Sobre a existência de Deus: "Um Deus provado deixaria de ser Deus pois excederia em nada a nossa capacidade de lógica." E a crença no Espírito Santo: "Acreditar no Espírito Santo é acreditar no divino sem personalização."
Sobre o emprego, que julgava que um dia ia desaparecer para dar lugar a um mundo "gratuito para toda a gente", o que lhe valeu a designação de utópico. Sobre os portugueses e Fernando Pessoa, que vem "dizer ao português que é plural e que é na sua pluralidade que ele tem de se afirmar". Sobre o poder, que "não passa de uma vaca: devemos dar-lhe palmadas no rabo e tentar tirar-lhe o leite, é para isso que ele serve".
Sobre a política: "Quanta inteligência da direita é apenas estupidez da esquerda." Sobre a cultura, que "começa por todas as pessoas comerem o que devem comer" e só depois chega aos interesses culturais. E por aí adiante...
Professor, filósofo, ensaísta, tradutor (sabia 15 línguas), poeta e tantas outras coisas, morreu em 1994, poucos dias antes de fazer 88 anos. Interessado pelas relações entre a razão e a mística, a filosofia da História, a história portuguesa, a existência de Deus, a política ou a pedagogia, recusou muitas vezes as designações de "filósofo" e "filosófico", valorizando a cultura popular.
Nasceu no Porto mas cresceu em Barca d"Alva, terra de fronteira com Espanha. Cursou Filologia Clássica na Universidade do Porto, doutorou-se com uma tese sobre Montaigne na Universidade Sorbonne de Paris (onde conheceu António Sérgio, que iria marcar o seu pensamento) e regressou ao Porto para leccionar na Faculdade de Letras. Depois da extinção desta faculdade foi colocado no Liceu de Aveiro, de onde foi demitido por se recusar a assinar um documento, obrigatório, garantindo que não pertencia nem iria pertencer a nenhuma sociedade secreta. Colaborador da Seara Nova, revista onde escreviam os intelectuais críticos do regime de Salazar, lançou depois os Cadernos de Iniciação Cultural, onde se editava literatura mundial mas também biografias e temas diversificados como o budismo, história do linho, literatura grega ou O Cristianismo (1942), censurado, talvez porque ali se fala de um Deus mais real, "que não exige de nós nenhum culto".

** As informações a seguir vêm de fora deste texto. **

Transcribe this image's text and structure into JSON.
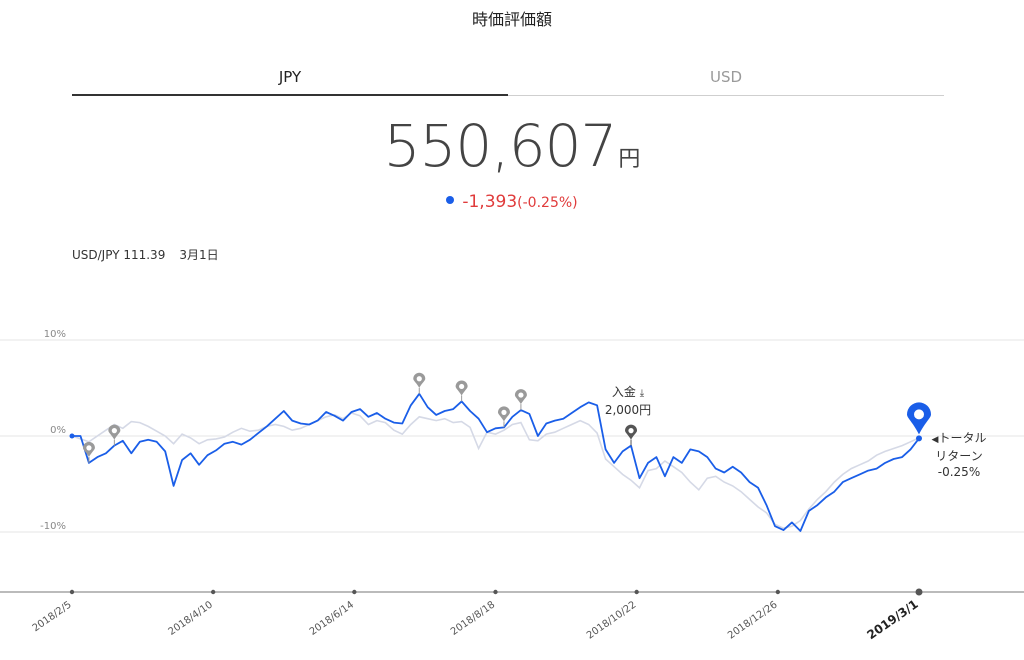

Desiludido com Portugal, retirou-se para o Brasil em 1944. O homem que recuperou a ideia do V Império iniciou uma série de projectos no Brasil, que dizia ser "modelo do futuro quanto à mistura de populações" por ter "uma cultura que, sendo geral, respeita a cultura de cada um".
Com o golpe militar no Brasil, Agostinho da Silva, defensor de um passaporte comum a todos os países de língua portuguesa, regressou a Portugal 25 anos após a saída, com a autorização de Marcelo Caetano, dedicando-se sobretudo à escrita. Apologista da Península Ibérica, disse, depois da queda das ditaduras em Portugal e Espanha: "Tenho a ideia de que ela está em vésperas de uma nova expansão muito mais interessante do que a anterior, porque será uma expansão de espírito, de afecto."
Chamavam-lhe franciscano, para quem, como disseram, estava primeiro a liberdade e depois a fraternidade, desprendido dos bens materiais - nem sequer cobrava os direitos de autor das suas obras como As Aproximações, Reflexão, Cartas a um Jovem Filósofo, Um Fernando Pessoa, Conversação com Diotima, Pensamento à Solta. Agostinho da Silva não tinha bilhete de identidade, nem número de contribuinte.
Numa das Conversas Vadias alguém lhe perguntou quais eram as suas principais qualidades. "As pessoas têm características. Quando não gostamos delas dizemos que são defeitos. Quando gostamos, chamamos qualidades."